I've been reticent to participate in the TV episodes of Nathaniel's Hit Me With Your Best Shot series. Often, a film's best shot won't become apparent to me until the whole thing is over, when the conclusion has been reached and all the film's themes have come fully into view. But an episode of TV is just one big piece of a whole - the show's most important themes may not fully snap into place until the very last episode, or at the very least the last episode of any particular season. So I always shied away from doing them. Until now, when our benevolent overlord has assigned us the first episode of Netflix's new series The Get Down. Why, you ask? Well, it just so happens the series was co-created by mad Aussie genius Baz Luhrmann (director of Strictly Ballroom, William Shakespeare's Romeo + Juliet, Australia, and of course, Moulin Rouge!), and he also directed the first episode. I will follow Luhrmann ANYWHERE, but if he's going to the Bronx in the 1970s to chart the creation of hip hop? DONE AND DONE. TAKE MY MONEY. FEED MY EYEBALLS NOW.


I don't think there's another filmmaker alive today who so gets the full-on rush of adolescence AND the act of creation on the same level as Luhrmann, and I have been dying to see what he would do in a more grounded, less fantastical setting. So I was very eager to watch The Get Down. Even after the very mixed reviews - Luhrmann tends to inspire love-or-hate reactions. But then I actually watched it.

There's no two ways around it: The Get Down is an unholy mess of a thing. BUT - and this is a VERY BIG but - somehow the mess feels right. It's been reported that production on The Get Down started before the creative team really knew exactly what it was, and the first episode especially reflects that.
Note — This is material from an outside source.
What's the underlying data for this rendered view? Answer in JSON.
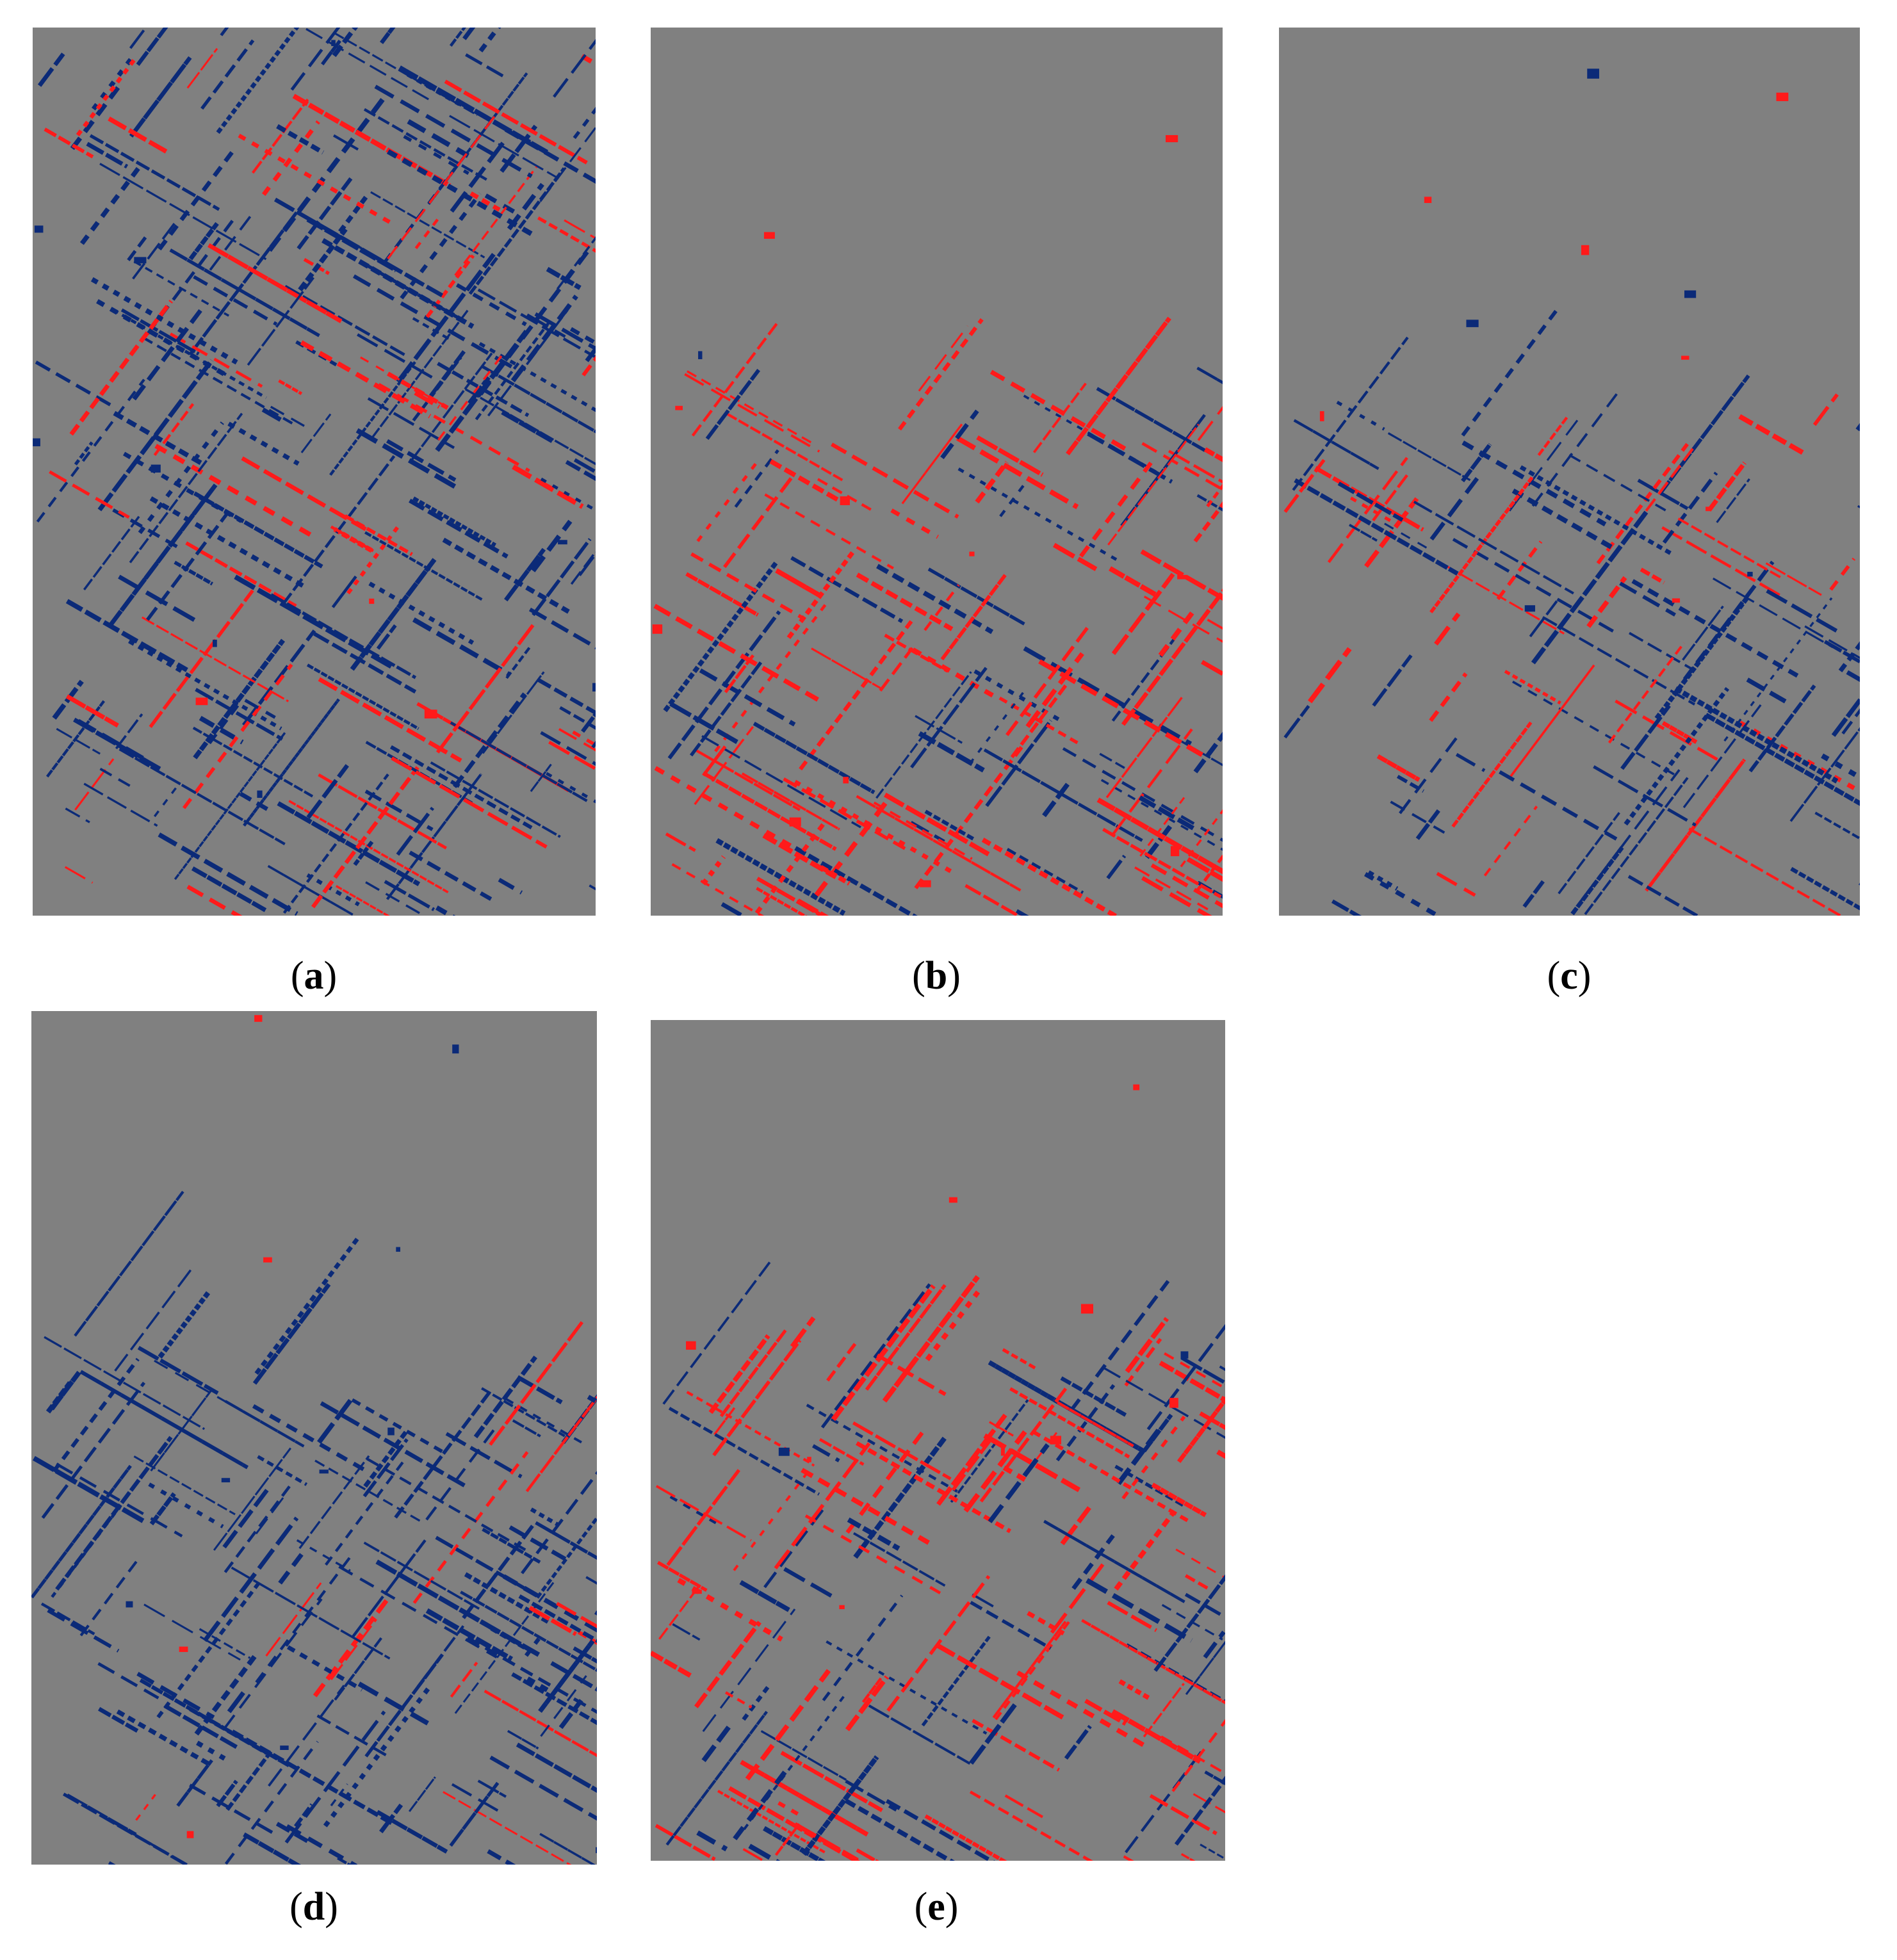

But on the other hand, you can see exactly WHY it was so difficult for them to get a handle on just what it was they were creating. Music - and hip-hop in particular - is so tied to the culture of its creation that you can't just make it about the music. You have to also explore the community in which it was created. And hip hop - as far as I understand it - was basically birthed in 1970s New York, one of the wildest, most sprawling, multi-faceted communities ever. So by necessity, you have to have all these additional elements - cultural, political, economic, religious - because they are embedded in the very fabric of the story you're trying to tell. And given the amount of time you have to tell a story in a TV show, you can actually delve into all those elements.


So The Get Down may be a mess, but it's a necessary mess, and it is BEAUTIFUL within that mess.

But I had the exact problem I had predicted with attempting to choose a Best Shot from the 90-minute pilot episode: Which of the show's myriad elements is going to really take off after this first episode? Is it going to be the young love story between young poet/nascent rapper Ezekiel and daughter of a preacher man/wannabe disco diva Mylene? The political corruption subplot with Jimmy Smitts? The criminal underbelly of the world headed by Lilias White's Fat Annie? The coming-of-age story that connects all the teenagers? Or the magical realism that spreads throughout the pilot but is most apparent during the scenes with hustler/sometime graffiti artist/aspiring DJ Shaolin Fantastic?


I've now watched three episodes of The Get Down, and it's still a bit of a mess, but I think I know where the heart of the series lies, and what makes it special. The Get Down is completely unlike anything else on TV, and what contributes most to that is the show's elements of magical realism. They're spread out throughout each episode, but they're important. Music is what connects most of the main characters (if not all of them), and it mainly serves as an escape from the oppressive nature of their world. Their community is basically a ghetto, with buildings burning down and funding for firefighters disappearing, plus it's summer, when the city gets hot, sweaty, sticky, and cramped - when nature itself is at its most oppressive. Music provides an oasis of cool and calm, and when it appears, the series becomes something new, something different. The feeling of those sequences is unlike anything else I've ever seen, but I couldn't find one shot in the pilot that sums them up. But there is this shot:

BEST SHOT
It's a little hard to tell in this screengrab, so click and make it bigger. This is the main crew (dubbed The Fantastic Four Plus One by Shaolin Fantastic) walking home late, late at night. Past a burnt-out vacant lot, by the light of various solitary streetlamps. It almost looks like something out of a fantasy, except it's not. This is all too real. But the magical feeling of making music together at an underground DJ session/rap battle infuses the very air with something extra, making the might feel magical, maybe even a little beautiful. Finding something deep in your soul like that, connecting with others when the world outside is unfriendly and harsh and hot, can make even the deadest of dead end streets look like the most beautiful place in the world, and Luhrmann (and DP William Rexer) captures that to perfection in this shot.